The third bird proved more of a challenge. On closer inspection he turned out to be a Screaming piha (Lipaugus vociferans). These birds are amazingly shy but are a distinctive and ubiquitous part of the Amazon soundscape. Their call consists of three rising whistles followed by something between a whipcrack and a laser beam. It’s such a classic jungle sound that Hollywood movies will often throw it into the background of scenes from all over the world just to give that authentic jungle feel regardless of whether it’s supposed to be in the Amazon or Southeast Asia or Central Africa. But that was not the sound he was emitting at the present moment. He’d gotten into quite a tangle thrashing around and even manage to get his tongue with its bizarre backwards-curved barbs tangled in the net. Disentangling the frantic bird was quite a challenge but Raul patiently set about it patiently with skilled hands.

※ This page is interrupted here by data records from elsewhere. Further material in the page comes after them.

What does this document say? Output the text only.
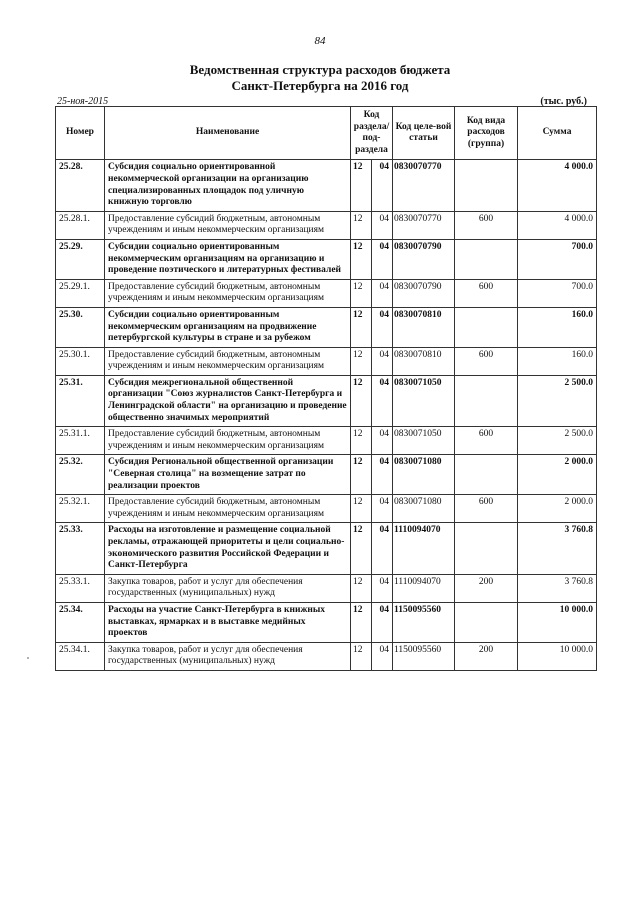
84
Ведомственная структура расходов бюджета
Санкт-Петербурга на 2016 год
25-ноя-2015	(тыс. руб.)
Номер	Наименование	Код раздела/ под-раздела		Код целе-вой статьи	Код вида расходов (группа)	Сумма
25.28.	Субсидия социально ориентированной некоммерческой организации на организацию специализированных площадок под уличную книжную торговлю	12	04	0830070770		4 000.0
25.28.1.	Предоставление субсидий бюджетным, автономным учреждениям и иным некоммерческим организациям	12	04	0830070770	600	4 000.0
25.29.	Субсидии социально ориентированным некоммерческим организациям на организацию и проведение поэтического и литературных фестивалей	12	04	0830070790		700.0
25.29.1.	Предоставление субсидий бюджетным, автономным учреждениям и иным некоммерческим организациям	12	04	0830070790	600	700.0
25.30.	Субсидии социально ориентированным некоммерческим организациям на продвижение петербургской культуры в стране и за рубежом	12	04	0830070810		160.0
25.30.1.	Предоставление субсидий бюджетным, автономным учреждениям и иным некоммерческим организациям	12	04	0830070810	600	160.0
25.31.	Субсидия межрегиональной общественной организации "Союз журналистов Санкт-Петербурга и Ленинградской области" на организацию и проведение общественно значимых мероприятий	12	04	0830071050		2 500.0
25.31.1.	Предоставление субсидий бюджетным, автономным учреждениям и иным некоммерческим организациям	12	04	0830071050	600	2 500.0
25.32.	Субсидия Региональной общественной организации "Северная столица" на возмещение затрат по реализации проектов	12	04	0830071080		2 000.0
25.32.1.	Предоставление субсидий бюджетным, автономным учреждениям и иным некоммерческим организациям	12	04	0830071080	600	2 000.0
25.33.	Расходы на изготовление и размещение социальной рекламы, отражающей приоритеты и цели социально-экономического развития Российской Федерации и Санкт-Петербурга	12	04	1110094070		3 760.8
25.33.1.	Закупка товаров, работ и услуг для обеспечения государственных (муниципальных) нужд	12	04	1110094070	200	3 760.8
25.34.	Расходы на участие Санкт-Петербурга в книжных выставках, ярмарках и в выставке медийных проектов	12	04	1150095560		10 000.0
25.34.1.	Закупка товаров, работ и услуг для обеспечения государственных (муниципальных) нужд	12	04	1150095560	200	10 000.0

With our first set of birds we returned to our processing table and got to work collecting data. A surprising amount can be learned about a bird in hand. For example, by getting the feathers on the crown of the birds head a damp and looking at the colour of the skin underneath one can determine the stage of development of the skull and thus an approximate stage of development. Or by blowing lightly on the birds breast one can look for extra feathers called brood patch and fat deposits indicating the bird is nesting. Moreover, by adding an individually coded metal band to the leg of the bird one can track individuals through time and rates of recapture to help get a sense of the local population through time. All these measurements take time though and collecting all this information while stopping every 30minutes to dash back to the nets and collect more birds makes for quite a busy morning!

The birds arriving into the nets ranged widely in size, colour, and levels of cooperativity. A chestnut-winged foliage gleaner that we caught was a particularly tough customer. His sharp little beak would latch onto anything he could get hold of. What’s worse was that he seemed to figure out what caused pain and what didn’t. As I tried to distract him with various inanimate objects he learned one by one that going back to latching onto Megan’s fingers was much more effective than biting pencils or tubing. Her stifled whimpers and cries of dismay as she carried on collecting the data were painful in their own right.


The highlight of the morning, however, was certainly the Green-and-gold tanager (Tangara schrankii). This gem of a bird is normally found high in the canopy, just a dark silhouette against a bright sky, so catching one in the very top of the net was a real treat.


At around 10 am it was time to close up the nets and call it a day. We caught a total of nine birds, a pretty good haul considering we were still coming out of a cold front. After releasing the last bird, tired but satisfied we packed up our picnic tables and returned to camp.